Mumbai: Country’s largest lender State Bank of India today denied receiving any communication from the British banking regulator asking it to convert branches in theisland nation into a wholly-owned subsidiary.
“That is all wrong. I have checked with our London branch and they have not heard from the Prudential Regulatory Authority (PRA),” SBI chairman Arundhati Bhattacharya told PTI in an interaction.
When asked whether the bank is open to the idea of subsidiary route, she said, without elaborating, that they would like to continue with the branch model.
Bhattacharya said that in fact, the British monetary authority has allowed SBI to open two more branches.
PTI had on Sunday reported quoting a PRA statement that deposit-taking foreign banks that want to remain a branch must have under 100 million pounds in account balances and under5,000 customers.
Under the new draft norms, the PRA that supervises individual banks, requires lenders from outside the European Economic Area to offer only minimal retail services to insulate them from any possible credit issues at their respective home markets.
While the Bank of England has not named any would-be affected banks, analysts say apart from SBI, another state-run lender Bank of India would also be hit.
The British operations are one of the largest for SBI’s overseas business with seven branches.

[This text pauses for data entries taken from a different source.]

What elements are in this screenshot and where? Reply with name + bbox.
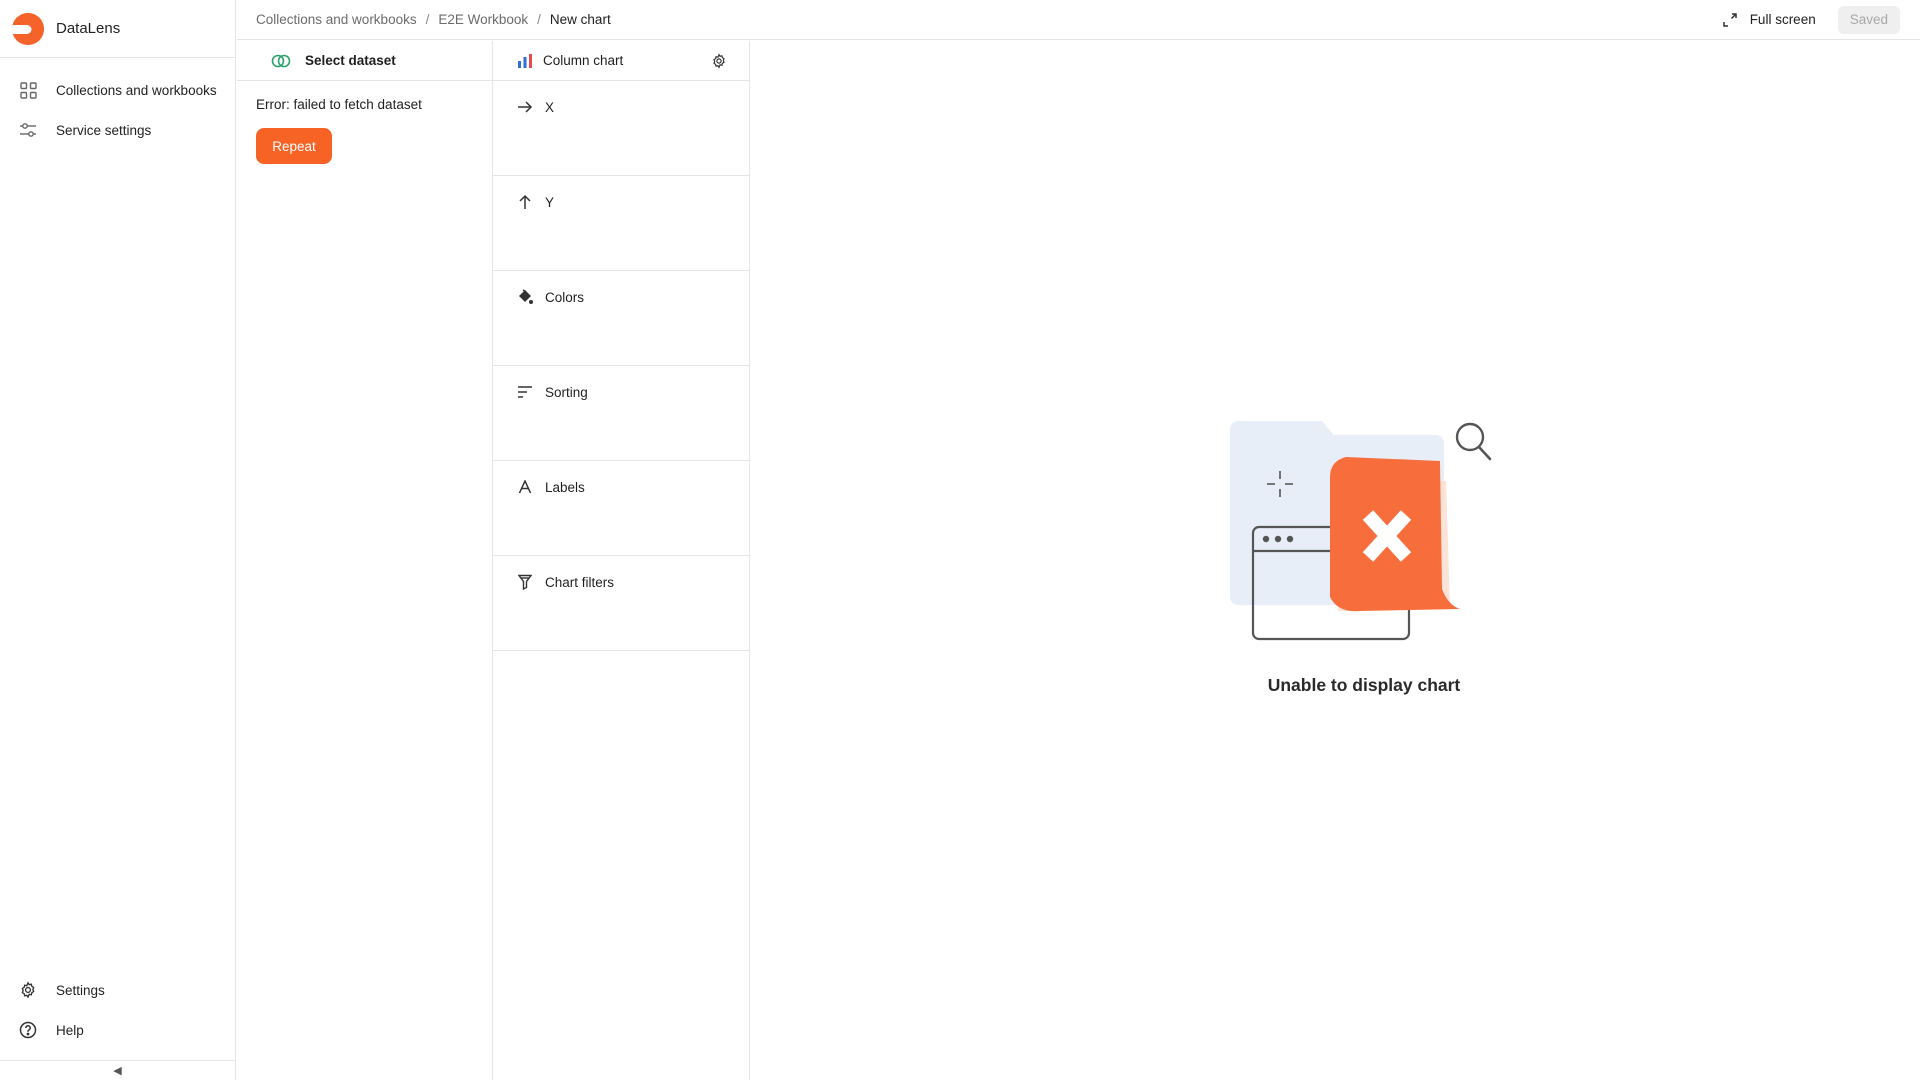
chart-area: Unable to display chart xyxy=(750,41,1920,1080)
chart-type-selector[interactable]: Column chart xyxy=(493,41,749,81)
side-navigation: DataLens Collections and workbooks Servi… xyxy=(0,0,236,1080)
section-chart-filters[interactable]: Chart filters xyxy=(493,556,749,651)
breadcrumb-workbook[interactable]: E2E Workbook xyxy=(438,12,528,27)
letter-a-icon xyxy=(517,479,533,495)
select-dataset-button[interactable]: Select dataset xyxy=(237,41,492,81)
section-label: Sorting xyxy=(545,384,588,400)
column-chart-icon xyxy=(518,53,532,68)
visualization-panel: Column chart X Y Colors Sorting Labels C… xyxy=(493,41,750,1080)
chart-type-label: Column chart xyxy=(543,53,624,68)
section-label: Chart filters xyxy=(545,574,615,590)
fullscreen-button[interactable]: Full screen xyxy=(1722,12,1816,27)
nav-item-label: Help xyxy=(56,1022,84,1038)
repeat-button[interactable]: Repeat xyxy=(256,128,332,164)
nav-item-help[interactable]: Help xyxy=(0,1010,235,1050)
chart-error-title: Unable to display chart xyxy=(1267,675,1461,695)
dataset-error-text: Error: failed to fetch dataset xyxy=(256,97,422,112)
nav-item-label: Collections and workbooks xyxy=(56,82,217,98)
help-circle-icon xyxy=(18,1020,38,1040)
nav-item-label: Service settings xyxy=(56,122,152,138)
grid-icon xyxy=(18,80,38,100)
sort-lines-icon xyxy=(517,384,533,400)
breadcrumb: Collections and workbooks / E2E Workbook… xyxy=(256,12,611,27)
select-dataset-label: Select dataset xyxy=(305,53,396,68)
datalens-logo-icon[interactable] xyxy=(12,12,44,45)
breadcrumb-separator: / xyxy=(537,12,541,27)
section-x[interactable]: X xyxy=(493,81,749,176)
error-illustration xyxy=(1210,419,1510,662)
saved-button[interactable]: Saved xyxy=(1837,5,1900,34)
arrow-right-icon xyxy=(517,99,533,115)
app-header[interactable]: DataLens xyxy=(0,0,235,58)
breadcrumb-current: New chart xyxy=(549,12,611,27)
nav-item-label: Settings xyxy=(56,982,105,998)
section-label: Labels xyxy=(545,479,585,495)
paint-bucket-icon xyxy=(517,289,533,305)
app-name[interactable]: DataLens xyxy=(56,20,120,37)
nav-item-service-settings[interactable]: Service settings xyxy=(0,110,235,150)
fullscreen-label: Full screen xyxy=(1749,12,1816,27)
section-label: Y xyxy=(545,194,555,210)
section-label: Colors xyxy=(545,289,585,305)
collapse-sidebar-button[interactable]: ◀ xyxy=(0,1060,235,1080)
sliders-icon xyxy=(18,120,38,140)
page-header: Collections and workbooks / E2E Workbook… xyxy=(237,0,1920,40)
section-colors[interactable]: Colors xyxy=(493,271,749,366)
nav-item-collections[interactable]: Collections and workbooks xyxy=(0,70,235,110)
section-label: X xyxy=(545,99,555,115)
arrow-up-icon xyxy=(517,194,533,210)
funnel-icon xyxy=(517,574,533,590)
nav-item-settings[interactable]: Settings xyxy=(0,970,235,1010)
section-y[interactable]: Y xyxy=(493,176,749,271)
dataset-panel: Select dataset Error: failed to fetch da… xyxy=(237,41,493,1080)
expand-icon xyxy=(1722,12,1737,27)
gear-icon xyxy=(18,980,38,1000)
chart-settings-gear-icon[interactable] xyxy=(711,52,727,69)
section-sorting[interactable]: Sorting xyxy=(493,366,749,461)
dataset-rings-icon xyxy=(271,54,291,67)
breadcrumb-separator: / xyxy=(425,12,430,27)
section-labels[interactable]: Labels xyxy=(493,461,749,556)
breadcrumb-collections[interactable]: Collections and workbooks xyxy=(256,12,417,27)
triangle-left-icon: ◀ xyxy=(113,1065,122,1077)
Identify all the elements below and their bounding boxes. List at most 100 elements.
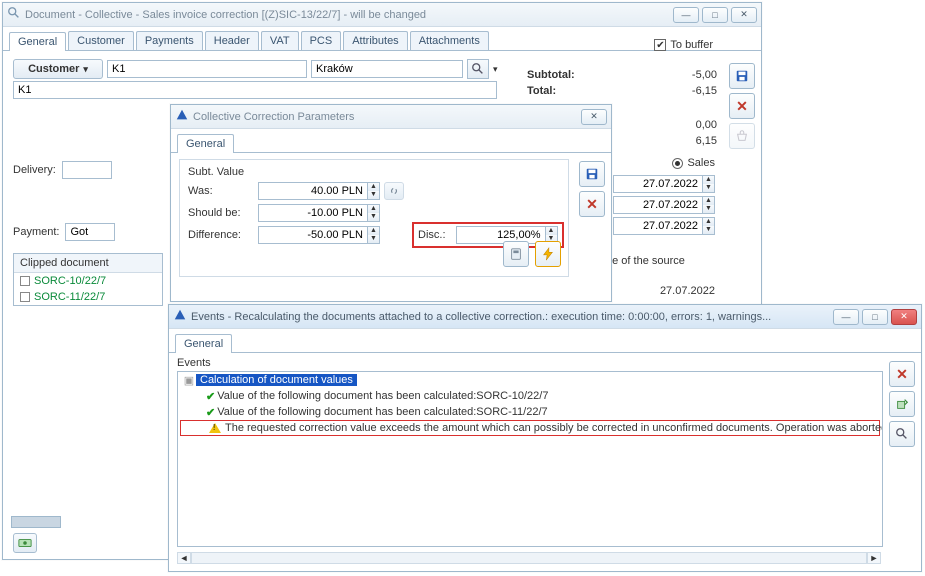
clipped-documents-box: Clipped document SORC-10/22/7 SORC-11/22… [13, 253, 163, 306]
spin-down-icon[interactable]: ▼ [368, 191, 379, 199]
spin-up-icon[interactable]: ▲ [368, 183, 379, 191]
spin-up-icon[interactable]: ▲ [703, 197, 714, 205]
shouldbe-input[interactable] [258, 204, 368, 222]
date-input-1[interactable] [613, 175, 703, 193]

SBI nets 18 per cent of its total business from its vast overseas operations and it is looking at taking this to 25 per cent over the next three years.
Bhattacharya said that she had a discussion with the regulatory authority and they said the decision on the issue has not been taken so far.
“They have said whatever they do they will give us sufficient time. Even if they feel that we need to have a wholly-owned subsidiary, we will have sufficiently long time of three-four years to get the process in place and do the transition.
“But whether they will want us to do that at all, that also they have not taken a call, and it is something that they will determine later,” she added.
As of March 2014, SBI’s number of foreign offices rose to 190 from 186 in the previous year, spanning 36 countries.
These include 52 branches, eight representative offices, 110 offices of the seven foreign banking subsidiaries and 20 other offices.
During 2013-14, it forayed into two new countries in Botswana in Africa by establishing a subsidiary and in South Korea by opening a representative office.
At present, the bank gets 17 per cent of its total profit from global business and expects this to rise to 20 per cent this fiscal.
Last fiscal, the bank’s net profit fell 22.8 per cent to Rs 10,891 crore from Rs 14,105 crore in FY13.
Subsidiarisation is an expensive and cumbersome process. The RBI has already finalised norms for large foreign banks with over 20 branches to have local arms but is not rough-shodding over them but cajoling them to follow.
Since the 2008 global credit crisis, monetary authorities have been favouring local subsidiaries to ensure better regulation.
Under the new RBI norms, only three foreign banks – StanChart, HSBC and Citigroup – fall under the 20 plus branch categories.